There’s been a catch-22, however, for owners of qualified assets, such as those in a traditional IRA or 401(k) plan, who wanted to use those assets to fund a deferred income annuity. The Internal Revenue Code (IRC) generally requires that distributions from these qualified assets must begin no later than age 70½. Required Minimum Distribution (RMD) rules make it difficult for owners of qualified assets to plan for late-retirement income needs.
In response to the need for greater flexibility for owners of qualified assets, Massachusetts Mutual Life Insurance Company (MassMutual) recently expanded its deferred income annuity product offering by making it available as a qualified longevity annuity contract (QLAC).
A QLAC is a deferred income annuity offered by an insurance company that allows distributions to begin after age 70 ½. Approved in 2014 by the IRS and the U.S. Department of the Treasury, new rules allow owners of qualified assets to delay receiving distributions from the assets in a QLAC up until a maximum age of 85; once distributions begin, all standard RMD rules apply.
Because of strict IRS limits on how a QLAC can be established and funded, this option isn’t right for everyone. However, when it is set up and maintained correctly, a QLAC may help the owner to:
- Supplement Social Security retirement benefits or pension benefits with a predictable stream of future income.
- Transfer some of the risks associated with longevity to the insurer. Future income is guaranteed, no matter how long the owner lives or what happens in the financial markets.
- Manage RMDs and plan for expenses that may become a priority later in retirement (such as increased health care costs).

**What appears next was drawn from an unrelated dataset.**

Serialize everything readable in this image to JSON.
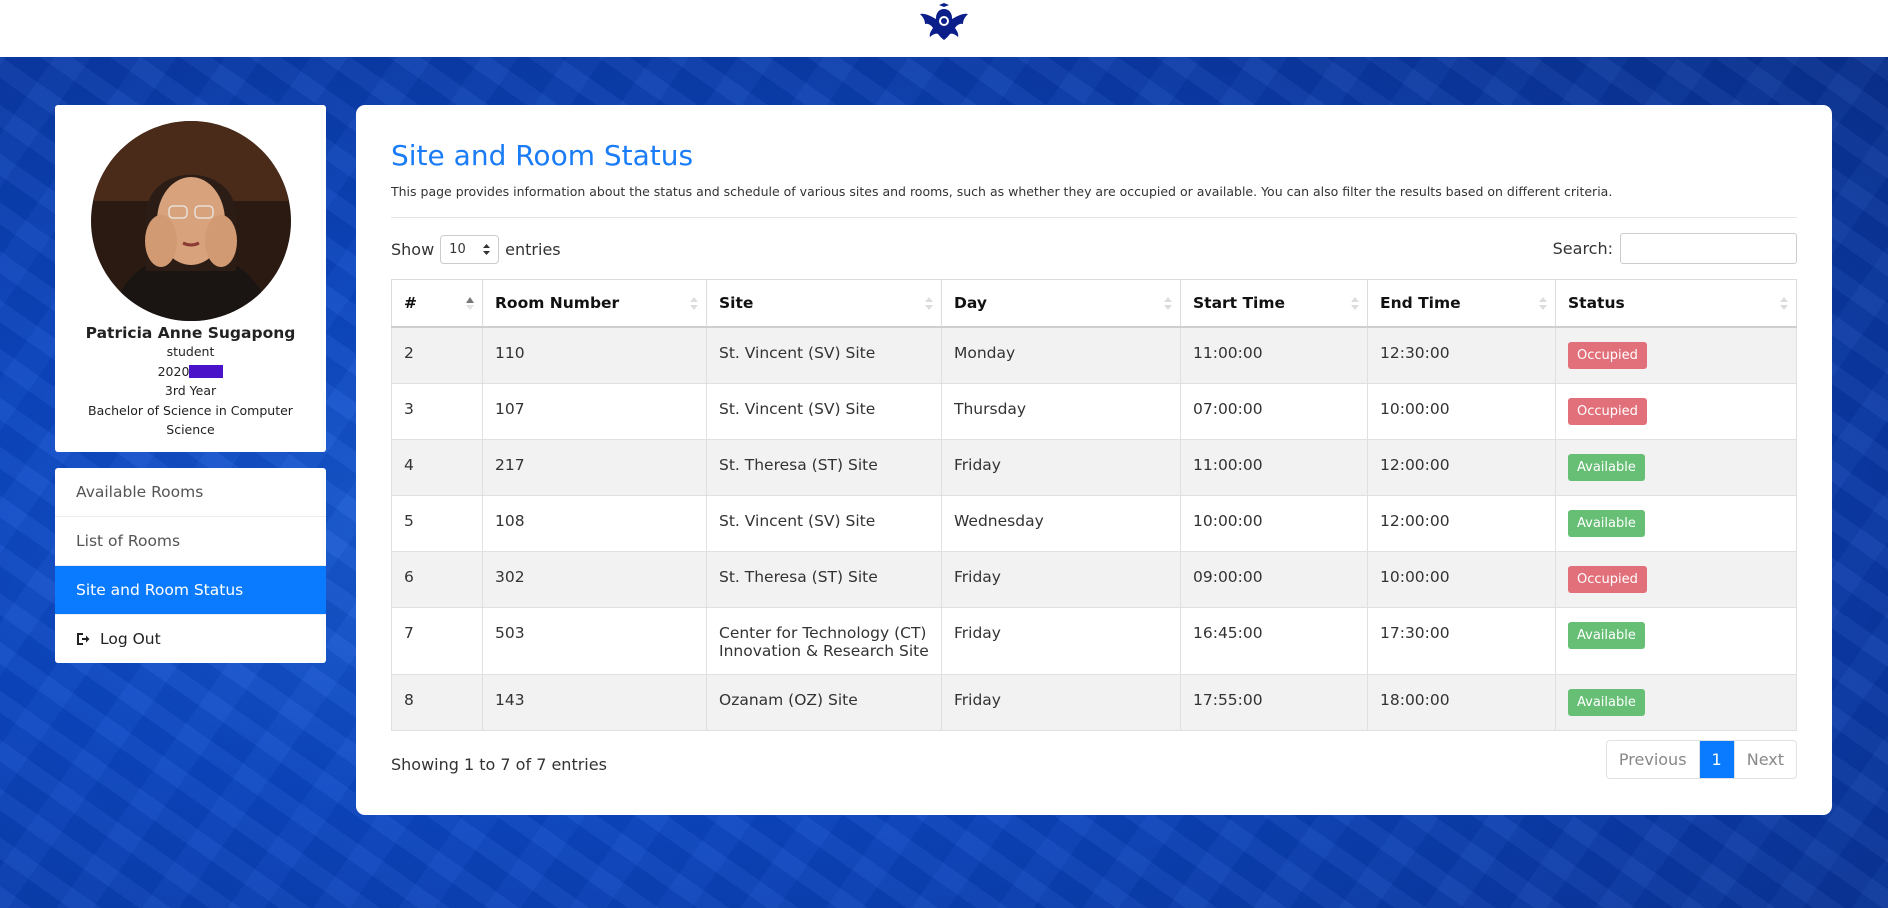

“No matter how you envision retirement, having the freedom to live life your way will depend, at least in part, on having a secure source of income you cannot outlive,” said Craig Waddington, actuary and head of retail solutions deployment at MassMutual. “Although no one can predict the future with 100% accuracy, there are steps you can take today to prepare for a more secure and comfortable future, no matter how long your retirement lasts.”